Although you should of course look for people with high reliability and commitment, a retry-mechanism will always be necessary when you work with other people. So when you give a task to somebody else or agree on a deadline with somebody, make always sure to note the due date in your calendar (which is the persistency-mechanism) and check for completion. If the task is not completed, remind the other person of the task (which is the retry-mechanism). Even with motivated, conscientious and reliable people I’ve noticed a failure rate of up to 20%. That’s as good as it gets.
The Cleanup Job
Suppose you have a database that stores all kind of user transactions in order to make some real-time reports about user behavior. If the number of transaction per time unit is very high, the database will fill rapidly. This might lead to performance problems during operations or when you actually look at the desired reports. Since we are talking about real-time reports, you will not need to store the data for long. So you implement a clean-up job that periodically (e.g. every week or so) deletes old records from the database.
Now suppose you have a workflow in your software development process, where you generate some sort of documents. You want to make sure that the created documents are filed and labelled correctly so that they can be found later. You probably have included a rule for appropriate filing and labelling in your process description, but with the above stated failure rate, you find out that a lot of times, the filing and labelling is not done correctly.
What you can do is that you implement a periodic clean-up job. Somebody of the team is responsible for periodically checking that the filing and labelling is done correctly. If it was not done correctly, the person either corrects it right away or urges a correction.
The Watch Dog
In high reliability environments there is usually a software component that is called a “watch dog”. This component periodically checks if all other software components are up and running. If one component is not running, the watch dog will try to restart it.
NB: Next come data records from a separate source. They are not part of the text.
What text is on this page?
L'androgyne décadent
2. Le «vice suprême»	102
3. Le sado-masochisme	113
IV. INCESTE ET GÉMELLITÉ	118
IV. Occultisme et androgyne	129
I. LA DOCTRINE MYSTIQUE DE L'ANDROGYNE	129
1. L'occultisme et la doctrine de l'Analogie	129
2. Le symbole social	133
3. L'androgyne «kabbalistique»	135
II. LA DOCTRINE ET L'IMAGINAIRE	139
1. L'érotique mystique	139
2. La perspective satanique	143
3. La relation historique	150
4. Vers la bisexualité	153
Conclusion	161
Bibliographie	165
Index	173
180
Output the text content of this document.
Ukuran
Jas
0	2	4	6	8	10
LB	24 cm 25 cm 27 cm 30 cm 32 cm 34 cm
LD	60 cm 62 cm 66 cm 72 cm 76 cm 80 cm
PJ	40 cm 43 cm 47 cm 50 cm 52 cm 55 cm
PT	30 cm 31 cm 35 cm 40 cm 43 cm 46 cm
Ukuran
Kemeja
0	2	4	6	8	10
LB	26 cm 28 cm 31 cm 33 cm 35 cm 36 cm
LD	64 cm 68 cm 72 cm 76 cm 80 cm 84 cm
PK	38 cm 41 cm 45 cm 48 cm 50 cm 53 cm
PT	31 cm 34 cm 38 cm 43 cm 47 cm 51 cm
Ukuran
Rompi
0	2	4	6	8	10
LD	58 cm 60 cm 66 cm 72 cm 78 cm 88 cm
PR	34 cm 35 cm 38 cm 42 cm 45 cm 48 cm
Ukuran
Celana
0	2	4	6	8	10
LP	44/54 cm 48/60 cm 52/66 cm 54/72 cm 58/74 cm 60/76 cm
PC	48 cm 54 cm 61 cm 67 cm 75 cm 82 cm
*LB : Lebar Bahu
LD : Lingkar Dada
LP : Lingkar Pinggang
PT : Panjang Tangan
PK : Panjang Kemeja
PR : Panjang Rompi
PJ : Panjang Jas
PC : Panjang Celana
Now imagine that you are coordinating a project with multiple people. Each person has a set of responsibilities and tasks that are associated with them. A lot of times people are in multiple projects at the same time, so what usually will not work well is that you just distribute all the tasks and responsibilities and expect everything to go well and everybody to stay on track. People will lose focus and work on other projects instead of your project. This is similar to a software component being down.
What you should do instead is schedule periodic controlling meetings (which are planned in advance) where you make sure everybody is on the right course and working on the project. This is similar to the watch dog checking if all other software components are running. During this meeting you have the possibility to reinitiate the work on the project, if it hasn’t been performed yet. This is similar to the watch dog restarting a software component.
The Hot/Cold Standby
This analogy actually does not need very much explanation. It is just about adding redundancy to your team roles, so that you can “failover” to another person, if one person gets sick or leaves the team. That failovering can either be hot – the person can take over the work right away, because (s)he is informed well about the project at hand, or cold – the other person has the necessary skills and availability, but will still need some time to become acquainted with the project, if the need to take over arises.
Final Remarks
There are still lots of other analogies that can be drawn between software engineering and organizational engineering. You just have to look for them. And just as in software development, if you don’t do the engineering well, the organization will not work well.